Dans une déclaration adoptée à l’unanimité, y compris par la Chine et la Russie, le Conseil de sécurité de l’ONU a appelé mercredi la junte birmane à "faire preuve de la plus grande retenue" face aux manifestants. De son côté, Washington a sanctionné les enfants adultes du chef de la junte. (...)
Le Conseil de sécurité de l’ONU a "fermement" condamné, mercredi 10 mars, les violences contre le mouvement de contestation en Birmanie, où plusieurs centaines de policiers et de soldats ont lancé un raid à Rangoun contre des cheminots grévistes opposés à la junte.

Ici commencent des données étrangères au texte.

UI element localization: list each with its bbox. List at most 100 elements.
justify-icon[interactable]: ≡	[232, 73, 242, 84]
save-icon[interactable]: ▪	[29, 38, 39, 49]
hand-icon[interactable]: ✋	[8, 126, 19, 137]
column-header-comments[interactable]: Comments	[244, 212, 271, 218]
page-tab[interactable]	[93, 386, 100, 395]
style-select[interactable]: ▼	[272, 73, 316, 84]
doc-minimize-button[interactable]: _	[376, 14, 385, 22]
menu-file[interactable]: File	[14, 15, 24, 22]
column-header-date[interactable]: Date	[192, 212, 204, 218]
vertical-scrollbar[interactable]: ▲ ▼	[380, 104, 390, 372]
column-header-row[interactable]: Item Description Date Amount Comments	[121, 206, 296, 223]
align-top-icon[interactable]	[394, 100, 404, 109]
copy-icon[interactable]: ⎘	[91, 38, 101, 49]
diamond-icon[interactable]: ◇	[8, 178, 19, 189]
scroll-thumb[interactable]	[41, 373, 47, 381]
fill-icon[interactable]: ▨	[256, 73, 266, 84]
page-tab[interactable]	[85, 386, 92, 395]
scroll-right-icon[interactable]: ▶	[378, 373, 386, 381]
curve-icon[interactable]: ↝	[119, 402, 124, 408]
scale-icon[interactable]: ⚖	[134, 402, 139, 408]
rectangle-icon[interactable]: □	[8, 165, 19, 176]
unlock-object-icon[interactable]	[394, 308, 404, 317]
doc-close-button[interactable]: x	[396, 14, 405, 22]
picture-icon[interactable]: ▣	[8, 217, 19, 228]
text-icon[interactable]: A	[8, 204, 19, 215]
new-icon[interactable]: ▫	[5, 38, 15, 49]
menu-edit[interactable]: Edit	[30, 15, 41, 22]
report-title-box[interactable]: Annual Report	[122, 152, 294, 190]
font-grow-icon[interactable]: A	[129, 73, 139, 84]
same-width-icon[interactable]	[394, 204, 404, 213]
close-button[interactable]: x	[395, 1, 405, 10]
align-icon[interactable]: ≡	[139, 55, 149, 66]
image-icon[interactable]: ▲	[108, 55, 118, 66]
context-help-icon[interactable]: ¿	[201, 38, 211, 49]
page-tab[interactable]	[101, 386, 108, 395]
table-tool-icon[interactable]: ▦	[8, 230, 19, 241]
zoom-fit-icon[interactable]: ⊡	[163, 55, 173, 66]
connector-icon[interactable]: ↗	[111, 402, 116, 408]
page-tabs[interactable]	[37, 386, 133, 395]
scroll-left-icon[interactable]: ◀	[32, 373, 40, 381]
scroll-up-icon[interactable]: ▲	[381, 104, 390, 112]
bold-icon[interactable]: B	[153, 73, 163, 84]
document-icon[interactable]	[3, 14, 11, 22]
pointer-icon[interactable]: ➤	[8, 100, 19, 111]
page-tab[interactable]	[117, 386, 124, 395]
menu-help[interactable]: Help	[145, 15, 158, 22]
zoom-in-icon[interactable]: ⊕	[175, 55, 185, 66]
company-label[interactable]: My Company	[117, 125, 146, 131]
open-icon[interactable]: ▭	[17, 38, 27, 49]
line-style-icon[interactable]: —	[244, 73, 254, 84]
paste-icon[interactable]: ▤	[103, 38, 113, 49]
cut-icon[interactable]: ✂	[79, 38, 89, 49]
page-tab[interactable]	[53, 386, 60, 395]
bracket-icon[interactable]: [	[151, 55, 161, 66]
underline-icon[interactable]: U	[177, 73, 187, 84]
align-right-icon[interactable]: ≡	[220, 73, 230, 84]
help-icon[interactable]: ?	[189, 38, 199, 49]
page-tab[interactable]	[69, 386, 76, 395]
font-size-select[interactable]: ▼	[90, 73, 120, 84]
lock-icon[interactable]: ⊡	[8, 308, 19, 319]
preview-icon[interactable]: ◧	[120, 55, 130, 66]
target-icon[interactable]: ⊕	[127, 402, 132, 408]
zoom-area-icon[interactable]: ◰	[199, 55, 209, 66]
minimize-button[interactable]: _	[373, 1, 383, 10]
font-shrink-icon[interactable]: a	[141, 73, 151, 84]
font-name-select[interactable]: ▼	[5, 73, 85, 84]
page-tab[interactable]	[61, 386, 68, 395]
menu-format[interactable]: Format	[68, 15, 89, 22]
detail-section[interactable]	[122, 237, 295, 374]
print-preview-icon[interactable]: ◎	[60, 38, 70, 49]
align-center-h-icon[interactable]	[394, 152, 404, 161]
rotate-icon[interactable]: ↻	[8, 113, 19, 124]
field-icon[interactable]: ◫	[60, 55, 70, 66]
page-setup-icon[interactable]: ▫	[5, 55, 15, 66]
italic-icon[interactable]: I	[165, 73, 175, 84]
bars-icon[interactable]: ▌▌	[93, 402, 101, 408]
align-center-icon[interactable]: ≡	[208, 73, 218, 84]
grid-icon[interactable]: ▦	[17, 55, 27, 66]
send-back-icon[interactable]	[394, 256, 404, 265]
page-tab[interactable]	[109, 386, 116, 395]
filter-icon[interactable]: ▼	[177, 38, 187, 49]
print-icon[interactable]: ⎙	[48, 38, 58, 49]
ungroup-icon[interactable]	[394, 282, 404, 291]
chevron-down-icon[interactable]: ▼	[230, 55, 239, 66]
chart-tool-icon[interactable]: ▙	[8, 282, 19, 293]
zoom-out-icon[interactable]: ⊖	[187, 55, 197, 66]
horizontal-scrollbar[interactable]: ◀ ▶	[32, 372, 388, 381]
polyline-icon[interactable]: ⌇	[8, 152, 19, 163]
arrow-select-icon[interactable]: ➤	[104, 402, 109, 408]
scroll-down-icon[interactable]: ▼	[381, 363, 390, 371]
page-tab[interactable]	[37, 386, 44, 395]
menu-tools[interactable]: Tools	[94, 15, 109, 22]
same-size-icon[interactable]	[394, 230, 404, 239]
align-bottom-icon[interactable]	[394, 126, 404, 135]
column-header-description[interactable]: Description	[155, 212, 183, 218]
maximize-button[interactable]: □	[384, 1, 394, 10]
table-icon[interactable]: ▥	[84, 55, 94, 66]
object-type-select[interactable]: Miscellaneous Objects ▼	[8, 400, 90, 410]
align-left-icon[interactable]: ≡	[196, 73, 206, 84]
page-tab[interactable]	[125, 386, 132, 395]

Les États-Unis sont également intervenus, en instituant des sanctions contre deux enfants adultes du dirigeant de la junte qui s’est emparé du pouvoir, Min Aung Hlaing. Aung Pyae Sone et Khin Thiri Thet Mon ont des intérêts dans des entreprises qui ont directement bénéficié "de la position de leur père et de son influence néfaste", a indiqué le département américain du Trésor.
Dans sa déclaration adoptée à l’unanimité des 15 membres, donc également par la Chine et la Russie, des alliées traditionnelles des généraux birmans, l’organe exécutif des Nations unies s’en est pris de manière inédite à l’armée qu’il appelle à "faire preuve de la plus grande retenue".
Dénonçant les agissements violents des forces de sécurité "contre des manifestants pacifiques, incluant des femmes, des jeunes et des enfants", le Conseil demande aux parties de "chercher une solution pacifique" à la crise provoquée par le coup d’État du 1er février. Il réclame en outre "la libération immédiate de toutes les personnes détenues arbitrairement", sans toutefois mentionner la possibilité de sanctions internationales.
La Chine estime qu’"il est maintenant temps de procéder à la désescalade" en Birmanie et qu’"il est temps de dialoguer", a affirmé mercredi l’ambassadeur chinois à l’ONU, Zhang Jun. "L’heure est à la diplomatie", a-t-il aussi souligné dans un communiqué, en affirmant que "la Chine avait participé à la négociation" organisée pendant six jours par le Royaume-Uni au sein du Conseil de sécurité pour cette déclaration "d’une manière constructive". "Il est important que les membres du Conseil parlent d’une seule voix. Nous espérons que le message du Conseil sera de nature à améliorer la situation en Birmanie", a insisté le diplomate chinois.
La répression se poursuit (...)
Médecins, enseignants, employés des compagnies d’électricité, cheminots, de nombreux fonctionnaires ont cessé le travail après le putsch qui a renversé le gouvernement civil d’Aung San Suu Kyi. Les principaux syndicats ont appelé à "l’arrêt complet de l’économie" pour tenter de paralyser la Birmanie et d’augmenter la pression sur les militaires.
"Une centaine d’interpellations"
La junte a, quant à elle, ordonné aux fonctionnaires de reprendre le travail, faute de quoi ils seraient licenciés et s’exposeraient à des représailles, tandis que les manifestations sont quotidiennes dans tout le pays.
Mercredi, une forte présence policière et militaire était d’ailleurs visible à travers Rangoun. Des barricades de fortune érigées par les contestataires ont été incendiées et, dans le quartier d’Okkalapa, il a été procédé à "une centaine" d’interpellations, d’après un secouriste. "Certains manifestants ont été battus, il y a des blessés".
Au moins 60 civils ont été tués et près de 2 000 personnes arrêtées depuis le 1er février, d’après l’Association d’assistance aux prisonniers politiques.
Réfugiés en Inde
Les députés du parti d’Aung San Suu Kyi, la Ligue nationale pour la démocratie (LND), qui ne reconnaissent pas la légitimité du coup d’État et ont créé un comité pour représenter le gouvernement civil, se rendent coupables de "haute trahison", un crime passible de la peine de mort ou de 22 ans de détention, a récemment averti la junte.
Deux responsables de la LND sont morts en détention ces derniers jours, très peu de temps après leur interpellation. Beaucoup ont été arrêtés, dont trois la nuit dernière. L’ex-président de la République, Win Myint, et l’ancienne cheffe du gouvernement, Aung San Suu Kyi, ont été mis au secret.
Les médias indépendants sont également pris pour cible. Plusieurs ont été visés par des opérations de police et une vingtaine de journalistes sont en détention.
Dans ce contexte, au moins 136 Birmans se sont réfugiés en Inde depuis le coup d’État et des dizaines d’autres attendent à la frontière avec ce pays de pouvoir le faire, ont annoncé les autorités indiennes.